Au Canada, le droit d'auteur est rattaché au concept juridique de propriété intellectuelle, qui comprend aussi les brevets d'invention et les marques de commerce. La compétence exclusive en matière de droit d'auteur appartient au gouvernement fédéral, en vertu de l'article 91, paragraphe 23 de la Constitution canadienne. La loi sur le droit d'auteur, actuellement en vigueur, a été adoptée en 1921 et est entrée en vigueur le 1er janvier 1924. Inspirée d'une loi britannique de 1911, la loi canadienne n'a subi que des modifications mineures depuis son adoption. Le Canada adhère aussi à plusieurs conventions internationales en matière de propriété intellectuelle, dont la Convention de Berne, qui porte sur la protection des oeuvres littéraires et artistiques, et la Convention universelle sur le droit d'auteur, ou Convention de Genève.

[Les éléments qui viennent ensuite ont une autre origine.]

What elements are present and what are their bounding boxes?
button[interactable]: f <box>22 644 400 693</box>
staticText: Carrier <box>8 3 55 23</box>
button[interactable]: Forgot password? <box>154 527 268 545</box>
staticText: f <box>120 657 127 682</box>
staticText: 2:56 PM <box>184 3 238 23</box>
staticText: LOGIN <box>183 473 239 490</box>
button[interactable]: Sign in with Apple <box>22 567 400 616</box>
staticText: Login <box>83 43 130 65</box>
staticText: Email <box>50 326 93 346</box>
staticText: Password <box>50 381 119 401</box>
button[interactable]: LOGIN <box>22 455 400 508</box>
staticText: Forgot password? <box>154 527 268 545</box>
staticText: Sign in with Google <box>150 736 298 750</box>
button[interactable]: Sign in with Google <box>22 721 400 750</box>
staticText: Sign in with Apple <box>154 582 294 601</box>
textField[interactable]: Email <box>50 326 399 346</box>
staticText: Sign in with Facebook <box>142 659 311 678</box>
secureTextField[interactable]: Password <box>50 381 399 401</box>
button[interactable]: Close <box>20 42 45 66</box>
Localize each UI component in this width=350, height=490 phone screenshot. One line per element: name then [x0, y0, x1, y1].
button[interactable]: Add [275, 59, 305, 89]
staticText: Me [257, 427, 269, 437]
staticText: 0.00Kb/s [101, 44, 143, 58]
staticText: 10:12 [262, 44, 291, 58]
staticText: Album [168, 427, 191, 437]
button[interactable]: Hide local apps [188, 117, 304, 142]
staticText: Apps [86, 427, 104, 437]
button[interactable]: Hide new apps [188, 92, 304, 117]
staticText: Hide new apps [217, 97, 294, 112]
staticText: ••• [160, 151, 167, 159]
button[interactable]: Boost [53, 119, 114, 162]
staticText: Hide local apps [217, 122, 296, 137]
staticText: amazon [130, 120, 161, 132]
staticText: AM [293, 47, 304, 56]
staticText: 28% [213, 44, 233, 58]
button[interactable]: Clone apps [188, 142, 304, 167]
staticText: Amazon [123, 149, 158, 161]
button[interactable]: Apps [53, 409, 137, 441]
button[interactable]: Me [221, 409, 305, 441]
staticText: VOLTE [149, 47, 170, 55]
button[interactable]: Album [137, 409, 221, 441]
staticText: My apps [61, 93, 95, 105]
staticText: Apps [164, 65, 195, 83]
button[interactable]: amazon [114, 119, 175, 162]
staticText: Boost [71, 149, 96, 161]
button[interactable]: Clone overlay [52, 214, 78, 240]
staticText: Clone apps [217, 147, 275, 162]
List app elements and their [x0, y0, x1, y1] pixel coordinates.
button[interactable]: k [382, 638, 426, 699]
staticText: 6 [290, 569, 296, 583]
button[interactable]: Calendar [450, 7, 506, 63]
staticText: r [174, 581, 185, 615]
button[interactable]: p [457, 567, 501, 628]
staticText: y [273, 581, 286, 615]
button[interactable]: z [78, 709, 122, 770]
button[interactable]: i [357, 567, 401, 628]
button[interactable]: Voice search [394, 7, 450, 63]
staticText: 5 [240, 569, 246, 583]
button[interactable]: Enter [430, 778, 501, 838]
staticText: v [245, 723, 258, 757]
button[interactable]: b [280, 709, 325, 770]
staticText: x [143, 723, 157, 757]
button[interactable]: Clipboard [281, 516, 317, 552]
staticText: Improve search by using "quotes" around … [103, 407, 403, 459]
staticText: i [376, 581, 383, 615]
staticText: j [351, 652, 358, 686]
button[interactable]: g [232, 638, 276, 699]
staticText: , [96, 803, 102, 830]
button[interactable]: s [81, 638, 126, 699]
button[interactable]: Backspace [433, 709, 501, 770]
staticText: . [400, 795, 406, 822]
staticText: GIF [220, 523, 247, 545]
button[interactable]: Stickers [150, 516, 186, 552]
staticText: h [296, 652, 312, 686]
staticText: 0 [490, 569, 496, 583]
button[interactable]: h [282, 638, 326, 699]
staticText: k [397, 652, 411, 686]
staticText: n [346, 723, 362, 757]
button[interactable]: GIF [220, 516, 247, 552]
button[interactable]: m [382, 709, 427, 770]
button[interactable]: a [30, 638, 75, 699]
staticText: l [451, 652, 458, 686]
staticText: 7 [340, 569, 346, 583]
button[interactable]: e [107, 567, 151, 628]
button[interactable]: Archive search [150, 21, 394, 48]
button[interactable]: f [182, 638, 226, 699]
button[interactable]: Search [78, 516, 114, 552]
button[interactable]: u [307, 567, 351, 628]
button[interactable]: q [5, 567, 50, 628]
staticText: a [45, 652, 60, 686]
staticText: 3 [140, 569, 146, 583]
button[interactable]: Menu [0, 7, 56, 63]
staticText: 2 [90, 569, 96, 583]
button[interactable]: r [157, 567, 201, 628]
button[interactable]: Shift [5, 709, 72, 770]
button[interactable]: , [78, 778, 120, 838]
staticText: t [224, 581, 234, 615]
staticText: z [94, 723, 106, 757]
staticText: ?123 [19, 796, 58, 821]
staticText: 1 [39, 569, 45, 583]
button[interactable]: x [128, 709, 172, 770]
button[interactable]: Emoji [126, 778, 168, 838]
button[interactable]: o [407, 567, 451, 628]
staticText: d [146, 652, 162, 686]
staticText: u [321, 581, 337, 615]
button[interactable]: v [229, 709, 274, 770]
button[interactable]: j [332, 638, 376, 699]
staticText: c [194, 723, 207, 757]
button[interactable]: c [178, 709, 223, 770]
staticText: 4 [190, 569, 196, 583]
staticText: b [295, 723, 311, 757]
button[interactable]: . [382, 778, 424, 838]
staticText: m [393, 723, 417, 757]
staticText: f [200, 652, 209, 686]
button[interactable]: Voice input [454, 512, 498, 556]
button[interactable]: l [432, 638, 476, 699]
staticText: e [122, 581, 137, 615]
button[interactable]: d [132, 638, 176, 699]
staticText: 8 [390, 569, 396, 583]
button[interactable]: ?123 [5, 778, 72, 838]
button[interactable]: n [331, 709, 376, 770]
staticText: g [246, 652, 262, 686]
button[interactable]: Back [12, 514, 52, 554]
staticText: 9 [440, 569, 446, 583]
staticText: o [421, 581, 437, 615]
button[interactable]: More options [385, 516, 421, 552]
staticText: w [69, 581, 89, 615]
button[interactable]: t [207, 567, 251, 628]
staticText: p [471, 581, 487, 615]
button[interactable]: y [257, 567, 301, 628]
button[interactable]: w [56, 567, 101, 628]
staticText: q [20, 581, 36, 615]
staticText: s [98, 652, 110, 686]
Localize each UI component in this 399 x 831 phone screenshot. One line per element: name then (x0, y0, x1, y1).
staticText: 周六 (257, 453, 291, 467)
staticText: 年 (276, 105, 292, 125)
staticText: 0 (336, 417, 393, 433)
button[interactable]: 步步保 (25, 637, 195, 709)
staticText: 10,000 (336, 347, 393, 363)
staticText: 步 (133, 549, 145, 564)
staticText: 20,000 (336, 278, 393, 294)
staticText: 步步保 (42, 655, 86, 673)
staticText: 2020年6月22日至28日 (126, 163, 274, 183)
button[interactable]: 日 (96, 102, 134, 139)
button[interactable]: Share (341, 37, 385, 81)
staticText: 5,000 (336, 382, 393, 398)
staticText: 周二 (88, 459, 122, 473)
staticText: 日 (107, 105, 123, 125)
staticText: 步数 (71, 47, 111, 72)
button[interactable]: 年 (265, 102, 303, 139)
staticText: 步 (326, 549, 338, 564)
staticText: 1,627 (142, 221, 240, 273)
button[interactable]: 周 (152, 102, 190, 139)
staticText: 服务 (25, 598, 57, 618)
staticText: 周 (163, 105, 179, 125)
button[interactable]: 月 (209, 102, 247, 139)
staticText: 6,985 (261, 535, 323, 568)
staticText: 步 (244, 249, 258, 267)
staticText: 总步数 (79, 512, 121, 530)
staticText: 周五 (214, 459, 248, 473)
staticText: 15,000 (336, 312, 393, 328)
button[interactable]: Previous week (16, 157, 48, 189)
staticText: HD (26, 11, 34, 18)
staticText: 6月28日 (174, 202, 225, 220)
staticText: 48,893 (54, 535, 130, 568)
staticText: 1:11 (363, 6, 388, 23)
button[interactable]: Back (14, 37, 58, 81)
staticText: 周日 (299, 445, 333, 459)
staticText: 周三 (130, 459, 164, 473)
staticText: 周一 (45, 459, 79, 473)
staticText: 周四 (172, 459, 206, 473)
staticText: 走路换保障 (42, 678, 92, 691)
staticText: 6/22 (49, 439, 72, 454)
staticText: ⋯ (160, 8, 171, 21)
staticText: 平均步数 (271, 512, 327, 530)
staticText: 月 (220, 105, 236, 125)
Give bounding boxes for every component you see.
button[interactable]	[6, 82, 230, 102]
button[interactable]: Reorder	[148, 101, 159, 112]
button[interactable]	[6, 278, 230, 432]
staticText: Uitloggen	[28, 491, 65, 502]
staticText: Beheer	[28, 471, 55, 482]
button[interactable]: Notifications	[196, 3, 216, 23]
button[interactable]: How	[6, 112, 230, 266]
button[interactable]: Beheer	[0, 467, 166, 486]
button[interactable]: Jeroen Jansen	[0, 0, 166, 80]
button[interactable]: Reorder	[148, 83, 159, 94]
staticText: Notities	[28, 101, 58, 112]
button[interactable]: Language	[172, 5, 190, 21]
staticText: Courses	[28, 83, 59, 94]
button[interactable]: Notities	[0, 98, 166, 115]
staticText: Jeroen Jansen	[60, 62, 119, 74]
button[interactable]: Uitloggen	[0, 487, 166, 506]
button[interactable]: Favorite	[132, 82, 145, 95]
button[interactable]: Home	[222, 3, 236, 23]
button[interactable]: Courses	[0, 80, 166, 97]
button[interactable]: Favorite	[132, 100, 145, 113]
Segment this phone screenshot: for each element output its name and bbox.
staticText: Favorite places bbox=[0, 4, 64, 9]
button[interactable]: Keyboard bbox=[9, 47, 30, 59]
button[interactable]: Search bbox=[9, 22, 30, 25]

Il n'est pas dans mon propos de faire une présentation exhaustive de la loi canadienne sur le droit d'auteur, qui regroupe des éléments communs à plusieurs lois de même type en vigueur dans d'autres pays, et je m'en tiendrai à souligner des aspects qui intéressent particulièrement le monde des bibliothèques. La loi canadienne actuelle assure la protection des droits patrimoniaux et des droits moraux ; elle attribue aux détenteurs des droits exclusifs de reproduction et de représentation. La loi ne vise nullement à restreindre la diffusion des oeuvres qu'elle protège, mais elle assure la reconnaissance des droits des créateurs lors de la diffusion. Cependant, afin de permettre un accès raisonnable à l'information, la loi prévoit certaines exceptions dont la principale repose sur la notion d'« utilisation équitable ", traduction de fair dealing ". L'utilisation équitable désigne l'usage « d'une oeuvre quelconque pour des fins d'étude privée, de recherche, de critique, de compte rendu ou en vue de préparer un résumé destiné aux journaux - (art. 17). Cette notion soulève cependant plus de problèmes qu'elle n'offre de solutions parce que la loi ne suggère aucun critère permettant de circonscrire le caractère équitable d'une utilisation. L'article 3 de la loi précise que « le droit d'auteur s'entend du droit exclusif de produire ou de reproduire une oeuvre, ou une partie importante de celle-ci (..) Mais qu'est-ce qu'une partie importante d'une oeuvre ? La jurisprudence a déterminé que la notion de partie importante était liée à la valeur de la partie reproduite, à sa valeur relative dans l'oeuvre d'où elle est tirée et dans l'oeuvre nouvelle, au but poursuivi par cette partie dans chaque oeuvre ainsi qu'au tort causé à la vente de l'oeuvre originale. Le moins que l'on puisse dire, c'est qu'il y a ici matière à interprétation. Précisons enfin que l'utilisation équitable ne constitue pas une véritable exception à la loi mais bien un moyen de défense contre une action en contrefaçon. D'autres cas énumérés dans la loi peuvent constituer des exceptions mais celles-ci ne permettent pas aux bibliothèques d'exercer leur mission de communication de l'information sans contraintes majeures.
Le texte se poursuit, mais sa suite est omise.